Dalam pemakaian yang populair, istilah komunikasi massa sering menimbulkan bayangan mengenaia telivisi, radio, koran dan lain sebagainya. Namun peralatan teknis ini hendaknya tidak diacmpur adukkan dengan “proses” yang akan menjadi bahasan dalam diskusi kita ini. Komunikasi massa sebagaimana dimaksudkan dalam makalah ini,bukanlah semata-mata suatu sinonim untuk komunikasi dengan bantuan radio TV, koran dan sebagainya tadi, tetapi sebagai suatu jenis khusus dari komunikasi sosial yang melibatkan berbagai unsur pengoperasian dalam suatu komunikasi, yaitu : (1) Sifat Khalayak (2) Sifat bentuk Komunikasi dan (3) Arah arus komunikasi masa (4) Sifat Komunikator. Keempat unsur ini harus benar-benar dipahami oleh seorang juru dakwah dalam melaksanakan komunikasi dengan audiancenya. Oleh karena itu , sebagaimana ditegaskan dalam sub judul makalah ini “menguasa psikologi massa berarti menguasai komunikasi massa”
A. Sifat Khalayak.
Komunikasi massa sasarannya adalah ke arah khalayak luas yang heterogin dan anoname. Isi pesan (informasi) yang disampaikan dalam komunikasi masa bukan ditujukan hanya pada orang-orang tertentu atau kelompok tertentu. Isi pesan (informasi) sifatnya umum bukan pesan-pesan yang khusus, jadi dalam komunikasi massa , komunikan harus menyadari bahwa semua pihak (Audience menerima informasi yang sama.
Sifat kedua dari khalayak komunikasi massa adalah sifat heterogen bukan homogen. Artinya anggota khalayak terdiri atas berbagai manusia dengan berbagai perangai, sifat, karakter dan perilaku. Oleh karena itu, seorang komunikator dalam komunikasi massa harus pandai dan jeli terhadap sifat, karakter dan perangai dari audience yang menjadi massanya.
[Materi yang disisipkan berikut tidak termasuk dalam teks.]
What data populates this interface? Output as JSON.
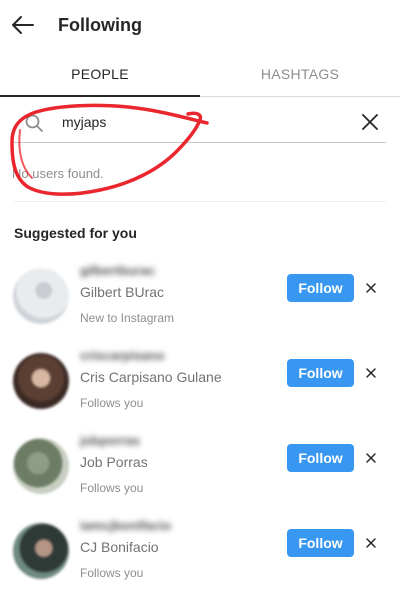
{
  "header": {
    "title": "Following",
    "back_icon": "arrow-left-icon"
  },
  "tabs": [
    {
      "label": "PEOPLE",
      "active": true
    },
    {
      "label": "HASHTAGS",
      "active": false
    }
  ],
  "search": {
    "value": "myjaps",
    "icon": "search-icon",
    "clear_icon": "close-icon"
  },
  "empty_message": "No users found.",
  "annotation_color": "#e8141c",
  "suggested": {
    "title": "Suggested for you",
    "follow_label": "Follow",
    "dismiss_icon": "close-icon",
    "accent_color": "#3897f0",
    "items": [
      {
        "username": "gilbertburac",
        "full_name": "Gilbert BUrac",
        "reason": "New to Instagram"
      },
      {
        "username": "criscarpisano",
        "full_name": "Cris Carpisano Gulane",
        "reason": "Follows you"
      },
      {
        "username": "jobporras",
        "full_name": "Job Porras",
        "reason": "Follows you"
      },
      {
        "username": "iamcjbonifacio",
        "full_name": "CJ Bonifacio",
        "reason": "Follows you"
      }
    ]
  }
}
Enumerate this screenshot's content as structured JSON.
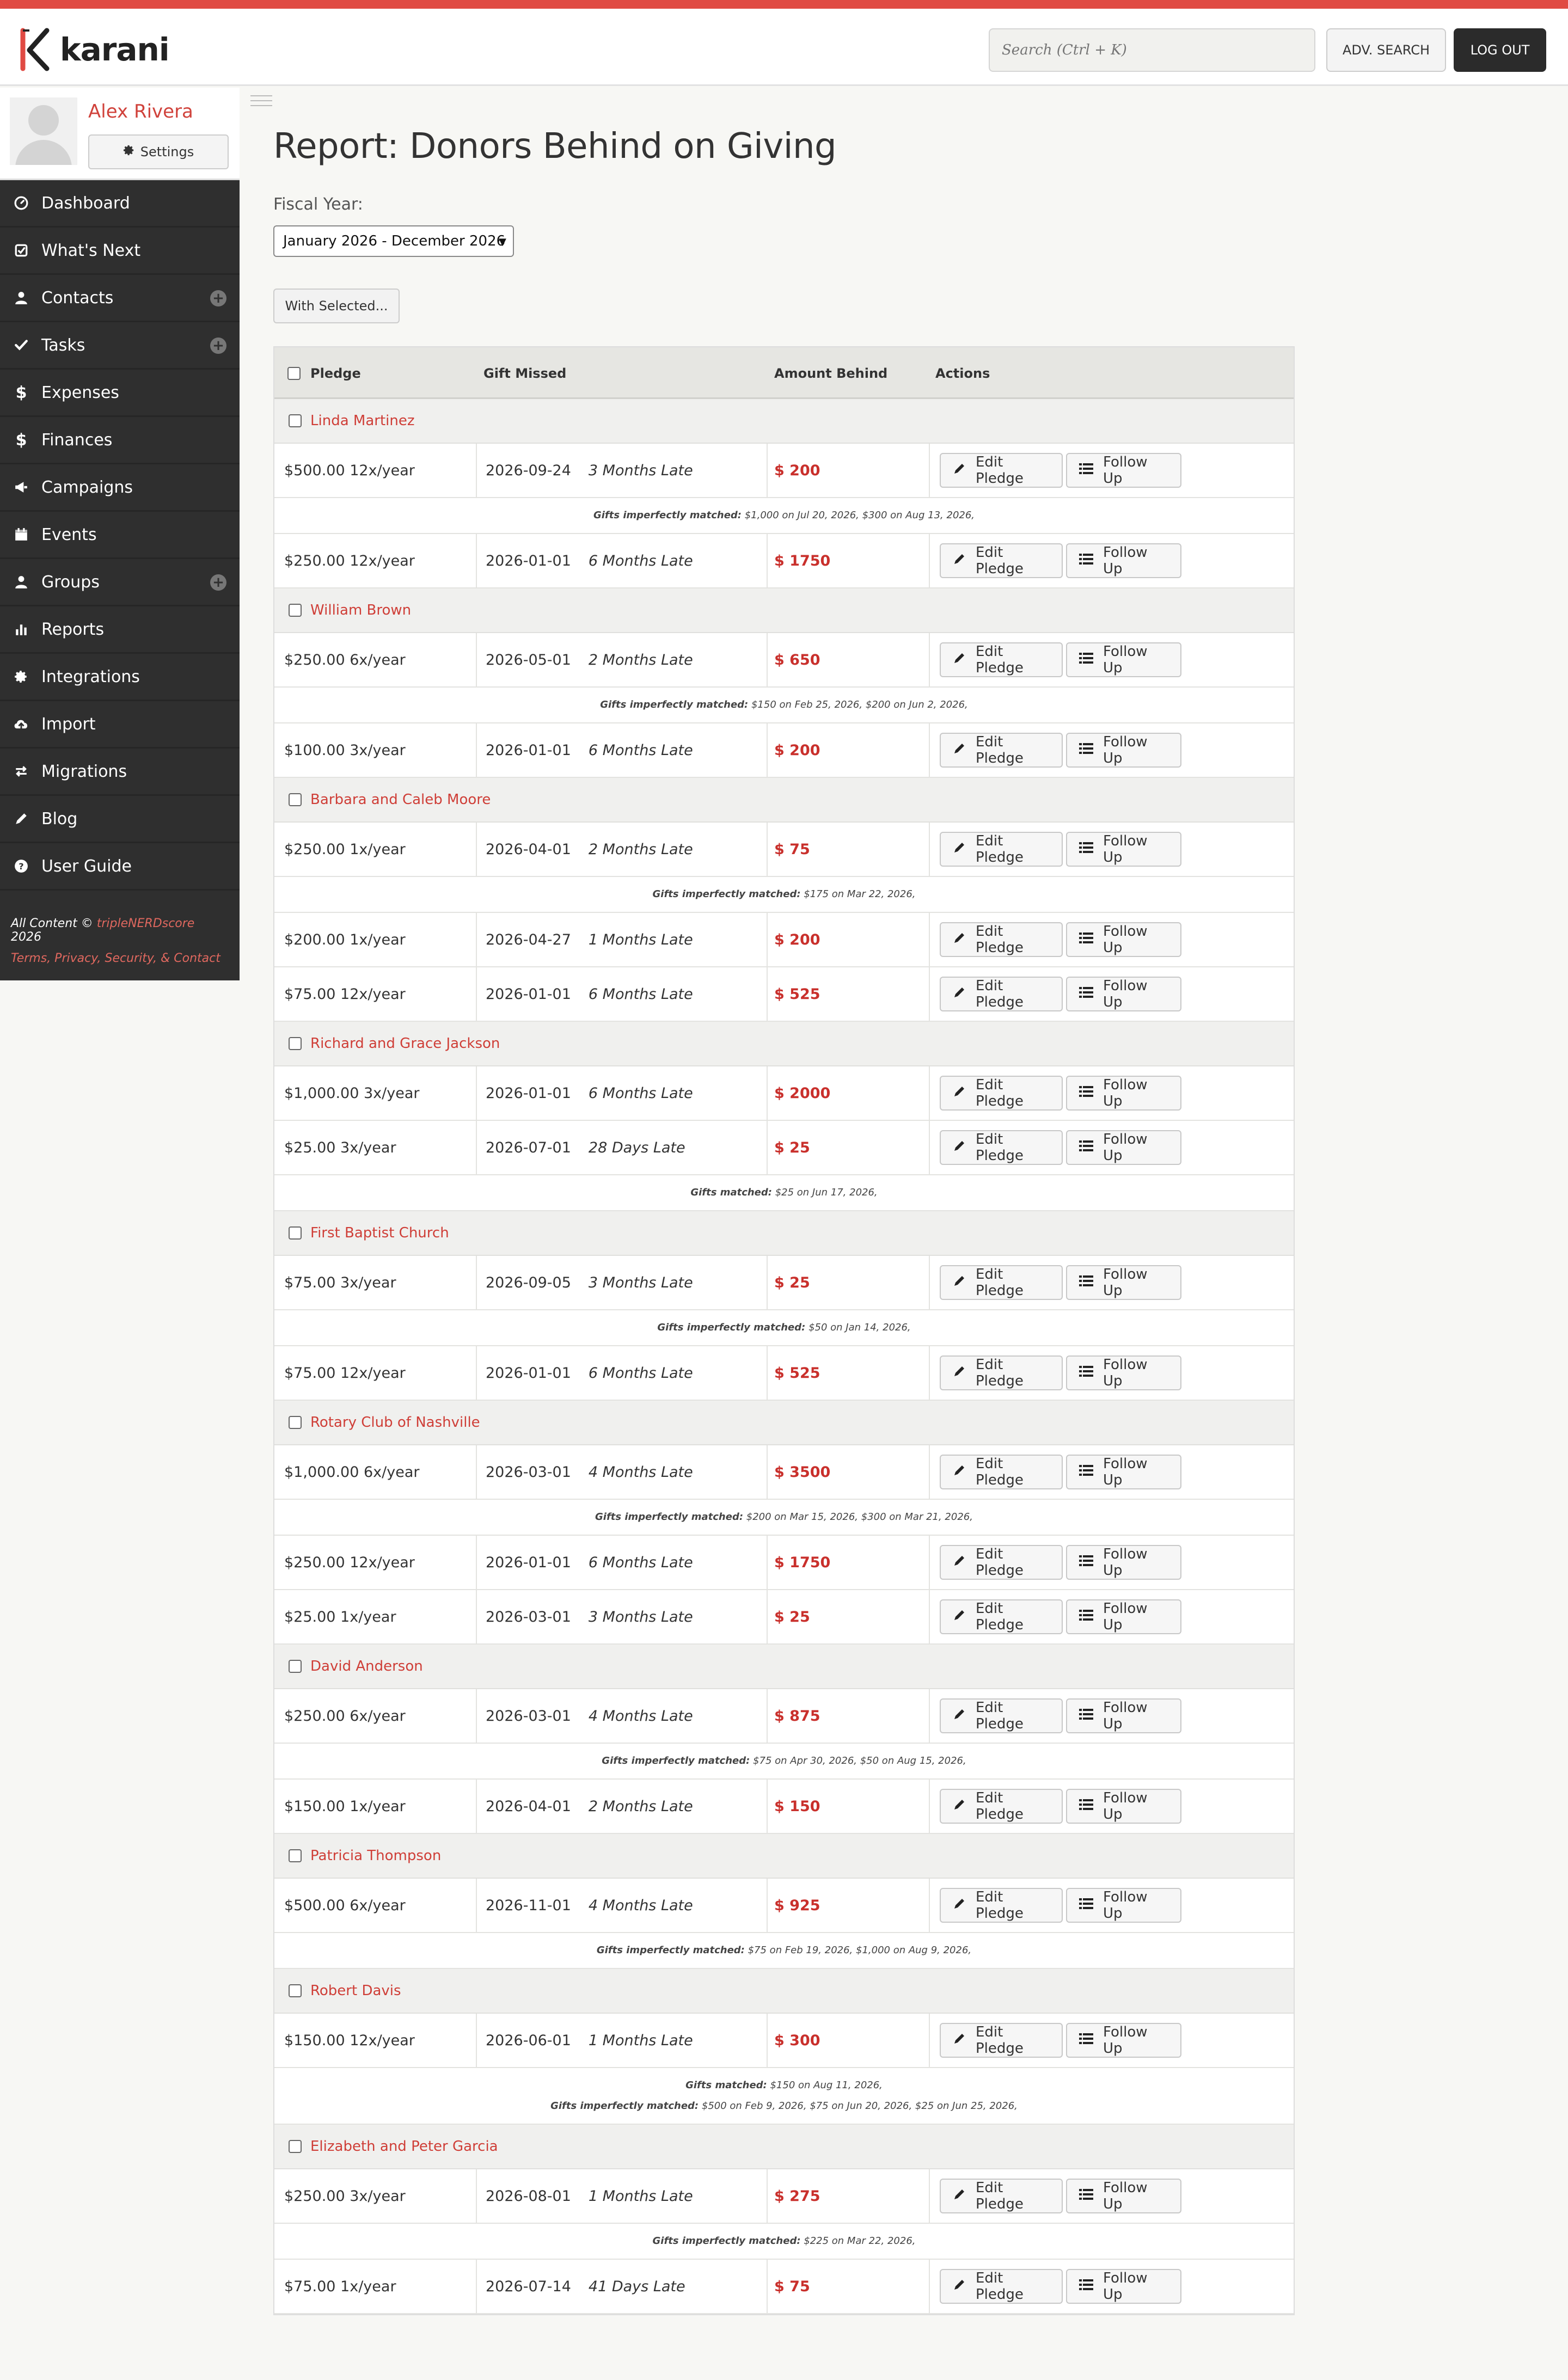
{
  "app": {
    "name": "karani",
    "search_placeholder": "Search (Ctrl + K)",
    "adv_search": "ADV. SEARCH",
    "logout": "LOG OUT"
  },
  "user": {
    "name": "Alex Rivera",
    "settings": "Settings"
  },
  "nav": [
    {
      "label": "Dashboard",
      "icon": "dashboard-icon",
      "plus": false
    },
    {
      "label": "What's Next",
      "icon": "checklist-icon",
      "plus": false
    },
    {
      "label": "Contacts",
      "icon": "user-icon",
      "plus": true
    },
    {
      "label": "Tasks",
      "icon": "check-icon",
      "plus": true
    },
    {
      "label": "Expenses",
      "icon": "dollar-icon",
      "plus": false
    },
    {
      "label": "Finances",
      "icon": "dollar-icon",
      "plus": false
    },
    {
      "label": "Campaigns",
      "icon": "megaphone-icon",
      "plus": false
    },
    {
      "label": "Events",
      "icon": "calendar-icon",
      "plus": false
    },
    {
      "label": "Groups",
      "icon": "user-icon",
      "plus": true
    },
    {
      "label": "Reports",
      "icon": "bar-chart-icon",
      "plus": false
    },
    {
      "label": "Integrations",
      "icon": "gear-icon",
      "plus": false
    },
    {
      "label": "Import",
      "icon": "cloud-upload-icon",
      "plus": false
    },
    {
      "label": "Migrations",
      "icon": "exchange-icon",
      "plus": false
    },
    {
      "label": "Blog",
      "icon": "pencil-icon",
      "plus": false
    },
    {
      "label": "User Guide",
      "icon": "question-icon",
      "plus": false
    }
  ],
  "footer": {
    "prefix": "All Content © ",
    "brand": "tripleNERDscore",
    "year": " 2026",
    "links": "Terms, Privacy, Security, & Contact"
  },
  "page": {
    "title": "Report: Donors Behind on Giving",
    "fiscal_label": "Fiscal Year:",
    "fiscal_value": "January 2026 - December 2026",
    "with_selected": "With Selected..."
  },
  "table": {
    "headers": {
      "pledge": "Pledge",
      "gift_missed": "Gift Missed",
      "amount_behind": "Amount Behind",
      "actions": "Actions"
    },
    "edit_label": "Edit Pledge",
    "follow_label": "Follow Up",
    "rows": [
      {
        "type": "donor",
        "name": "Linda Martinez"
      },
      {
        "type": "pledge",
        "pledge": "$500.00 12x/year",
        "date": "2026-09-24",
        "late": "3 Months Late",
        "amount": "$ 200"
      },
      {
        "type": "note",
        "lines": [
          {
            "label": "Gifts imperfectly matched:",
            "text": " $1,000 on Jul 20, 2026, $300 on Aug 13, 2026,"
          }
        ]
      },
      {
        "type": "pledge",
        "pledge": "$250.00 12x/year",
        "date": "2026-01-01",
        "late": "6 Months Late",
        "amount": "$ 1750"
      },
      {
        "type": "donor",
        "name": "William Brown"
      },
      {
        "type": "pledge",
        "pledge": "$250.00 6x/year",
        "date": "2026-05-01",
        "late": "2 Months Late",
        "amount": "$ 650"
      },
      {
        "type": "note",
        "lines": [
          {
            "label": "Gifts imperfectly matched:",
            "text": " $150 on Feb 25, 2026, $200 on Jun 2, 2026,"
          }
        ]
      },
      {
        "type": "pledge",
        "pledge": "$100.00 3x/year",
        "date": "2026-01-01",
        "late": "6 Months Late",
        "amount": "$ 200"
      },
      {
        "type": "donor",
        "name": "Barbara and Caleb Moore"
      },
      {
        "type": "pledge",
        "pledge": "$250.00 1x/year",
        "date": "2026-04-01",
        "late": "2 Months Late",
        "amount": "$ 75"
      },
      {
        "type": "note",
        "lines": [
          {
            "label": "Gifts imperfectly matched:",
            "text": " $175 on Mar 22, 2026,"
          }
        ]
      },
      {
        "type": "pledge",
        "pledge": "$200.00 1x/year",
        "date": "2026-04-27",
        "late": "1 Months Late",
        "amount": "$ 200"
      },
      {
        "type": "pledge",
        "pledge": "$75.00 12x/year",
        "date": "2026-01-01",
        "late": "6 Months Late",
        "amount": "$ 525"
      },
      {
        "type": "donor",
        "name": "Richard and Grace Jackson"
      },
      {
        "type": "pledge",
        "pledge": "$1,000.00 3x/year",
        "date": "2026-01-01",
        "late": "6 Months Late",
        "amount": "$ 2000"
      },
      {
        "type": "pledge",
        "pledge": "$25.00 3x/year",
        "date": "2026-07-01",
        "late": "28 Days Late",
        "amount": "$ 25"
      },
      {
        "type": "note",
        "lines": [
          {
            "label": "Gifts matched:",
            "text": " $25 on Jun 17, 2026,"
          }
        ]
      },
      {
        "type": "donor",
        "name": "First Baptist Church"
      },
      {
        "type": "pledge",
        "pledge": "$75.00 3x/year",
        "date": "2026-09-05",
        "late": "3 Months Late",
        "amount": "$ 25"
      },
      {
        "type": "note",
        "lines": [
          {
            "label": "Gifts imperfectly matched:",
            "text": " $50 on Jan 14, 2026,"
          }
        ]
      },
      {
        "type": "pledge",
        "pledge": "$75.00 12x/year",
        "date": "2026-01-01",
        "late": "6 Months Late",
        "amount": "$ 525"
      },
      {
        "type": "donor",
        "name": "Rotary Club of Nashville"
      },
      {
        "type": "pledge",
        "pledge": "$1,000.00 6x/year",
        "date": "2026-03-01",
        "late": "4 Months Late",
        "amount": "$ 3500"
      },
      {
        "type": "note",
        "lines": [
          {
            "label": "Gifts imperfectly matched:",
            "text": " $200 on Mar 15, 2026, $300 on Mar 21, 2026,"
          }
        ]
      },
      {
        "type": "pledge",
        "pledge": "$250.00 12x/year",
        "date": "2026-01-01",
        "late": "6 Months Late",
        "amount": "$ 1750"
      },
      {
        "type": "pledge",
        "pledge": "$25.00 1x/year",
        "date": "2026-03-01",
        "late": "3 Months Late",
        "amount": "$ 25"
      },
      {
        "type": "donor",
        "name": "David Anderson"
      },
      {
        "type": "pledge",
        "pledge": "$250.00 6x/year",
        "date": "2026-03-01",
        "late": "4 Months Late",
        "amount": "$ 875"
      },
      {
        "type": "note",
        "lines": [
          {
            "label": "Gifts imperfectly matched:",
            "text": " $75 on Apr 30, 2026, $50 on Aug 15, 2026,"
          }
        ]
      },
      {
        "type": "pledge",
        "pledge": "$150.00 1x/year",
        "date": "2026-04-01",
        "late": "2 Months Late",
        "amount": "$ 150"
      },
      {
        "type": "donor",
        "name": "Patricia Thompson"
      },
      {
        "type": "pledge",
        "pledge": "$500.00 6x/year",
        "date": "2026-11-01",
        "late": "4 Months Late",
        "amount": "$ 925"
      },
      {
        "type": "note",
        "lines": [
          {
            "label": "Gifts imperfectly matched:",
            "text": " $75 on Feb 19, 2026, $1,000 on Aug 9, 2026,"
          }
        ]
      },
      {
        "type": "donor",
        "name": "Robert Davis"
      },
      {
        "type": "pledge",
        "pledge": "$150.00 12x/year",
        "date": "2026-06-01",
        "late": "1 Months Late",
        "amount": "$ 300"
      },
      {
        "type": "note",
        "lines": [
          {
            "label": "Gifts matched:",
            "text": " $150 on Aug 11, 2026,"
          },
          {
            "label": "Gifts imperfectly matched:",
            "text": " $500 on Feb 9, 2026, $75 on Jun 20, 2026, $25 on Jun 25, 2026,"
          }
        ]
      },
      {
        "type": "donor",
        "name": "Elizabeth and Peter Garcia"
      },
      {
        "type": "pledge",
        "pledge": "$250.00 3x/year",
        "date": "2026-08-01",
        "late": "1 Months Late",
        "amount": "$ 275"
      },
      {
        "type": "note",
        "lines": [
          {
            "label": "Gifts imperfectly matched:",
            "text": " $225 on Mar 22, 2026,"
          }
        ]
      },
      {
        "type": "pledge",
        "pledge": "$75.00 1x/year",
        "date": "2026-07-14",
        "late": "41 Days Late",
        "amount": "$ 75"
      }
    ]
  },
  "colors": {
    "accent": "#e04a43",
    "link": "#cf3e37",
    "sidebar": "#2f2f2f"
  }
}
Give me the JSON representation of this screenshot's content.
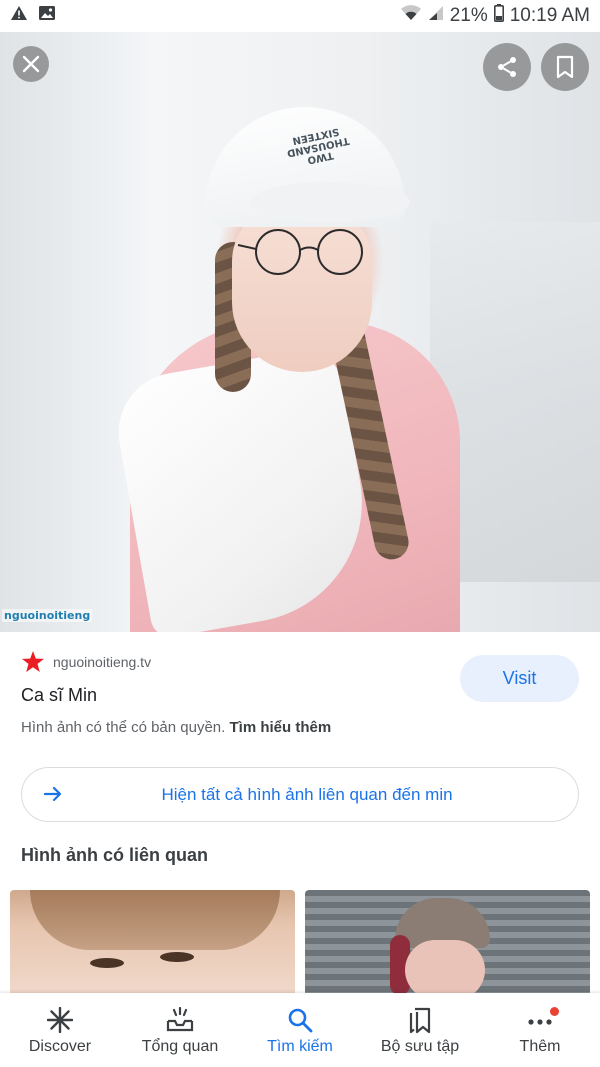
{
  "status_bar": {
    "battery": "21%",
    "time": "10:19 AM",
    "icons": [
      "alert-icon",
      "image-notification-icon",
      "wifi-icon",
      "signal-icon",
      "battery-icon"
    ]
  },
  "viewer": {
    "image_text": {
      "cap_print": "TWO THOUSAND SIXTEEN",
      "watermark": "nguoinoitieng"
    },
    "close_icon": "close-icon",
    "share_icon": "share-icon",
    "bookmark_icon": "bookmark-icon"
  },
  "result": {
    "source": "nguoinoitieng.tv",
    "title": "Ca sĩ Min",
    "visit_label": "Visit",
    "copyright_text": "Hình ảnh có thể có bản quyền.",
    "learn_more": "Tìm hiểu thêm",
    "related_all_label": "Hiện tất cả hình ảnh liên quan đến min",
    "related_section_title": "Hình ảnh có liên quan"
  },
  "bottom_nav": {
    "items": [
      {
        "label": "Discover",
        "icon": "asterisk-icon"
      },
      {
        "label": "Tổng quan",
        "icon": "inbox-icon"
      },
      {
        "label": "Tìm kiếm",
        "icon": "search-icon"
      },
      {
        "label": "Bộ sưu tập",
        "icon": "collections-icon"
      },
      {
        "label": "Thêm",
        "icon": "more-icon"
      }
    ],
    "active_index": 2
  },
  "colors": {
    "accent": "#1a73e8",
    "visit_bg": "#e8f0fe",
    "favicon_red": "#ea1c24",
    "badge": "#ea4335"
  }
}
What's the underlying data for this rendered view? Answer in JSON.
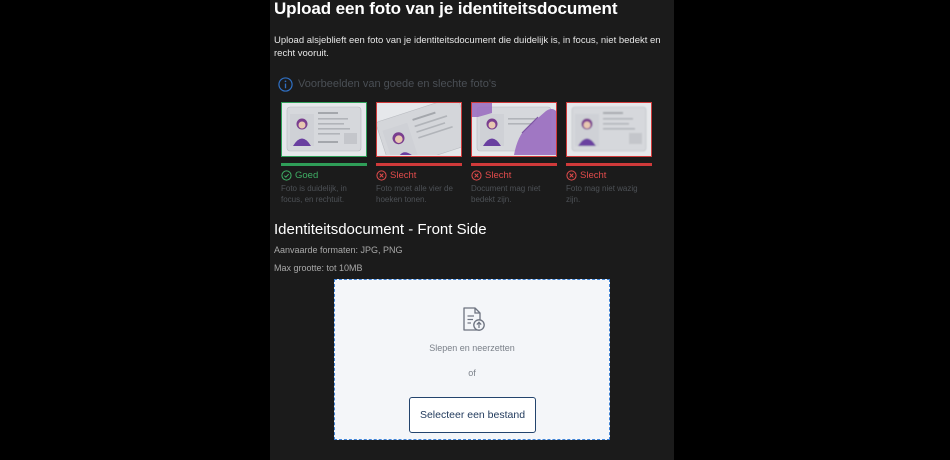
{
  "page": {
    "title": "Upload een foto van je identiteitsdocument",
    "intro": "Upload alsjeblieft een foto van je identiteitsdocument die duidelijk is, in focus, niet bedekt en recht vooruit."
  },
  "examples": {
    "label": "Voorbeelden van goede en slechte foto's",
    "items": [
      {
        "status": "Goed",
        "desc": "Foto is duidelijk, in focus, en rechtuit.",
        "quality": "good"
      },
      {
        "status": "Slecht",
        "desc": "Foto moet alle vier de hoeken tonen.",
        "quality": "bad"
      },
      {
        "status": "Slecht",
        "desc": "Document mag niet bedekt zijn.",
        "quality": "bad"
      },
      {
        "status": "Slecht",
        "desc": "Foto mag niet wazig zijn.",
        "quality": "bad"
      }
    ]
  },
  "document": {
    "title": "Identiteitsdocument - Front Side",
    "formats": "Aanvaarde formaten: JPG, PNG",
    "max_size": "Max grootte: tot 10MB"
  },
  "dropzone": {
    "drag_text": "Slepen en neerzetten",
    "or_text": "of",
    "button_label": "Selecteer een bestand"
  },
  "colors": {
    "good": "#2f9e58",
    "bad": "#d03a3a",
    "accent": "#3f83d6",
    "panel_bg": "#1b1b1b"
  }
}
Komunikasi massa terdiri atas audience yang bersifat anomitas. Artinya anggota khalayak secara individual tidak dikenal atau tidak diketahui oleh komunikatornya. Maka alangkah lebih baik bila seorang komunikator mencoba ,mengenali identitas audience-nya terlebih dahulu sebelum melaksanakan tugas komunikasinya.
B. Sifat bentuk Komunikasi Massa
Komunikasi massa sifatnya umum, cepat dan selintas serta serentak. Komunikasi massa adalah komunikasi umum, bukan komunikasi yang sifatnya khusus atau pribadi. Isi pesan yang disebarluaskan bukan ditujukan kepada satu orang saja, isi pesannya-pun terbuka bagi setiap orang. Setiap anggota khalayak menyadari bahwa mereka memperoleh materi pesan yang sama.
Dalam komunikasi massa, pesan-pesan komunikasi sifatnya cepat dalam arti isi pesan itu dimaksudkan untuk menjangkau khalayak luas dalam waktu yang relatif singkat dan segera. Serempak, maksudnya pesan dalam komunikasi masa dalam waktu yang bersamaan dapat diterima secara bersama-sama oleh seluruh khalayak. Selintas, isi pesan yang dikomunikasikan biasanya dibuat agar segera dapat dikonsumsi dengan segera, bukan untuk diingat-ingat atau dengan kata lain isi pesan hanya sekali pakai.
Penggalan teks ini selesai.